Detached
Simon Jenkins
Home Sweet Home: A London Architectural Monograph (Academy Editions £6.95) No one who has lived in London for the past fifteen years has much cause to thank the Greater London Council's architectural department—certainly none of the tenants living in the blocks illustrated in Home Sweet Home. The Victorians built tenements which became slums in fifty years. Many of the point and slab blocks which have come from County Hall since the war have become slums in less than ten. The self-styled Le Corbusiers flocked from their architectural schools in the 'fifties and 'sixties to experiment with the landscape and the lives of the London poor, and left a legacy of ugliness and human misery which will never be equalled in the archetectural profession.
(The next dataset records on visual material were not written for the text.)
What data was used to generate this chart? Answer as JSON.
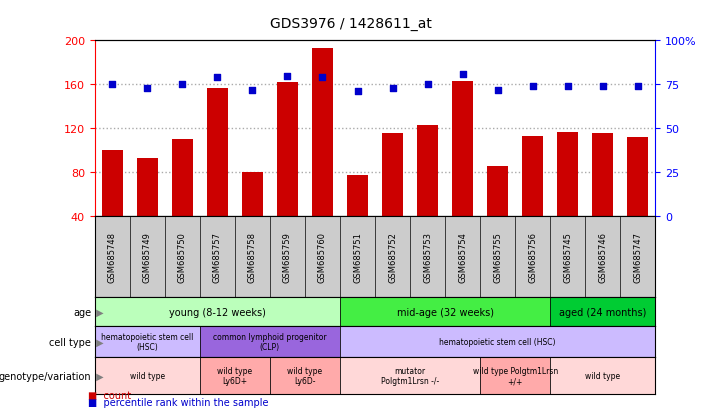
{
  "title": "GDS3976 / 1428611_at",
  "samples": [
    "GSM685748",
    "GSM685749",
    "GSM685750",
    "GSM685757",
    "GSM685758",
    "GSM685759",
    "GSM685760",
    "GSM685751",
    "GSM685752",
    "GSM685753",
    "GSM685754",
    "GSM685755",
    "GSM685756",
    "GSM685745",
    "GSM685746",
    "GSM685747"
  ],
  "counts": [
    100,
    93,
    110,
    157,
    80,
    162,
    193,
    78,
    116,
    123,
    163,
    86,
    113,
    117,
    116,
    112
  ],
  "percentile_ranks": [
    75,
    73,
    75,
    79,
    72,
    80,
    79,
    71,
    73,
    75,
    81,
    72,
    74,
    74,
    74,
    74
  ],
  "ylim_left": [
    40,
    200
  ],
  "ylim_right": [
    0,
    100
  ],
  "yticks_left": [
    40,
    80,
    120,
    160,
    200
  ],
  "yticks_right": [
    0,
    25,
    50,
    75,
    100
  ],
  "ytick_right_labels": [
    "0",
    "25",
    "50",
    "75",
    "100%"
  ],
  "grid_vals": [
    80,
    120,
    160
  ],
  "age_groups": [
    {
      "label": "young (8-12 weeks)",
      "start": 0,
      "end": 7,
      "color": "#bbffbb"
    },
    {
      "label": "mid-age (32 weeks)",
      "start": 7,
      "end": 13,
      "color": "#44ee44"
    },
    {
      "label": "aged (24 months)",
      "start": 13,
      "end": 16,
      "color": "#00cc33"
    }
  ],
  "cell_type_groups": [
    {
      "label": "hematopoietic stem cell\n(HSC)",
      "start": 0,
      "end": 3,
      "color": "#ccbbff"
    },
    {
      "label": "common lymphoid progenitor\n(CLP)",
      "start": 3,
      "end": 7,
      "color": "#9966dd"
    },
    {
      "label": "hematopoietic stem cell (HSC)",
      "start": 7,
      "end": 16,
      "color": "#ccbbff"
    }
  ],
  "genotype_groups": [
    {
      "label": "wild type",
      "start": 0,
      "end": 3,
      "color": "#ffd8d8"
    },
    {
      "label": "wild type\nLy6D+",
      "start": 3,
      "end": 5,
      "color": "#ffaaaa"
    },
    {
      "label": "wild type\nLy6D-",
      "start": 5,
      "end": 7,
      "color": "#ffaaaa"
    },
    {
      "label": "mutator\nPolgtm1Lrsn -/-",
      "start": 7,
      "end": 11,
      "color": "#ffd8d8"
    },
    {
      "label": "wild type Polgtm1Lrsn\n+/+",
      "start": 11,
      "end": 13,
      "color": "#ffaaaa"
    },
    {
      "label": "wild type",
      "start": 13,
      "end": 16,
      "color": "#ffd8d8"
    }
  ],
  "bar_color": "#cc0000",
  "scatter_color": "#0000cc",
  "grid_color": "#aaaaaa",
  "sample_bg_color": "#cccccc",
  "legend": [
    {
      "label": "count",
      "color": "#cc0000"
    },
    {
      "label": "percentile rank within the sample",
      "color": "#0000cc"
    }
  ]
}
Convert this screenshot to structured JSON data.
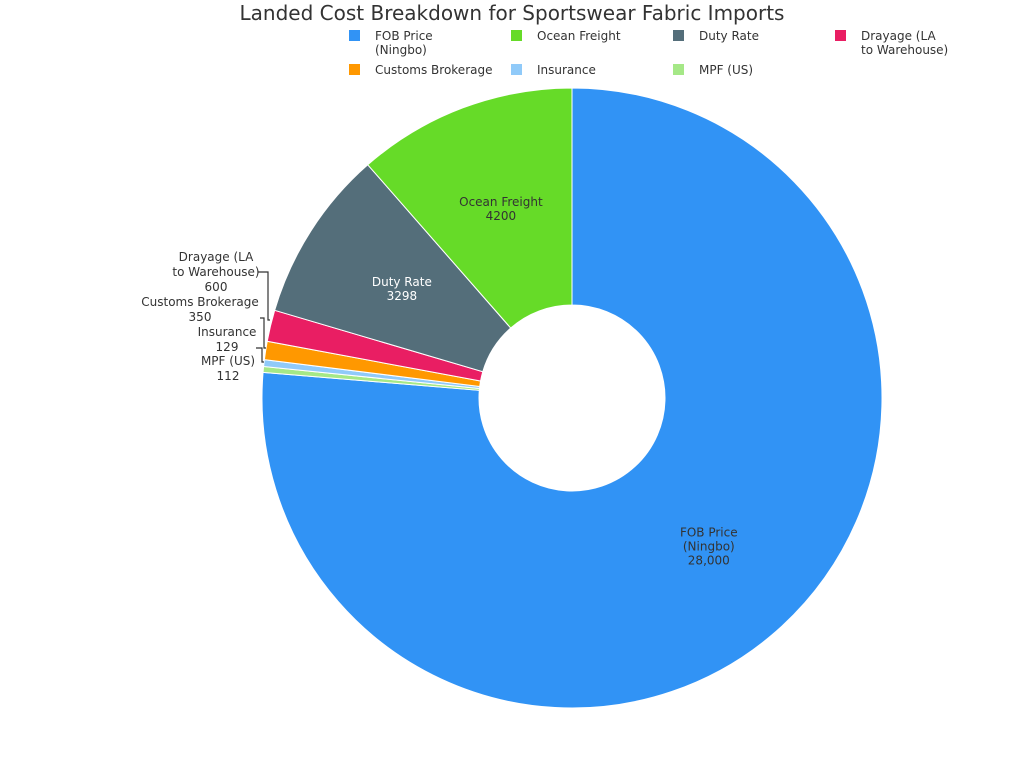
{
  "chart_data": {
    "type": "pie",
    "hole": true,
    "title": "Landed Cost Breakdown for Sportswear Fabric Imports",
    "legend_position": "top",
    "slices": [
      {
        "label": "FOB Price (Ningbo)",
        "label_lines": [
          "FOB Price",
          "(Ningbo)"
        ],
        "value": 28000,
        "value_text": "28,000",
        "color": "#3193f5"
      },
      {
        "label": "Ocean Freight",
        "label_lines": [
          "Ocean Freight"
        ],
        "value": 4200,
        "value_text": "4200",
        "color": "#66db28"
      },
      {
        "label": "Duty Rate",
        "label_lines": [
          "Duty Rate"
        ],
        "value": 3298,
        "value_text": "3298",
        "color": "#546e7a"
      },
      {
        "label": "Drayage (LA to Warehouse)",
        "label_lines": [
          "Drayage (LA",
          "to Warehouse)"
        ],
        "value": 600,
        "value_text": "600",
        "color": "#e91e63"
      },
      {
        "label": "Customs Brokerage",
        "label_lines": [
          "Customs Brokerage"
        ],
        "value": 350,
        "value_text": "350",
        "color": "#ff9800"
      },
      {
        "label": "Insurance",
        "label_lines": [
          "Insurance"
        ],
        "value": 129,
        "value_text": "129",
        "color": "#90caf9"
      },
      {
        "label": "MPF (US)",
        "label_lines": [
          "MPF (US)"
        ],
        "value": 112,
        "value_text": "112",
        "color": "#a5e887"
      }
    ]
  }
}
If that sounds hyperbolic, then go where few Spectator readers ever tread: to the frigid passageways round the twenty-fourstorey slabs of the Pepys Estate in Deptford; to the 'brutalist aesthetic' of the cliffs of Eugenia Road in Southwark; to the visual assault of the giant 'scissor blocks' of the Banner Estate in Islington. The arrogant
detachment of the men who designed these buildings—men living for the most part in friendly Victorian terraces—stands out continually in this book. 'The drawbacks of these tall blocks rapidly became selfevident once these buildings were in use,' is their bland conclusion. It was self-evident to many of us before, but the architects did not listen because tall blocks were a sign of professional virility.
However, the high-rise saga is only part of this book, which traces the much longer story of the rise and fall—and first hints of a rebirth—in the mostly noble tradition of public housing in London. The photographs are much better than the text, which is drab and self-righteous. But everything is there: the first splendid LCC buildings, still gracing Millbank just behind the Tate Gallery; the homely suburban estates, down-market replicas of Hampstead Garden Suburb; the less happy 'thirties tenements, looking oddly Germanic; the 'errors' of the post-war years—as even Kenneth Campbell, former housing architect to the LCC/GLC puts it.
And the book ends with a note of real hope. The nightmare of high-rise is now over, and public housing is reverting to a more humble and sensitive respect for the traditional qualities of London street architecture. It is a sobering irony that the last estate illustrated here, at Swinbrook Road in North Kensington, is in layout a carbon copy of the previous Victorian street pattern.
It is also one of the first estates where the architects actually discussed closely with residents what sort of housing they really wanted.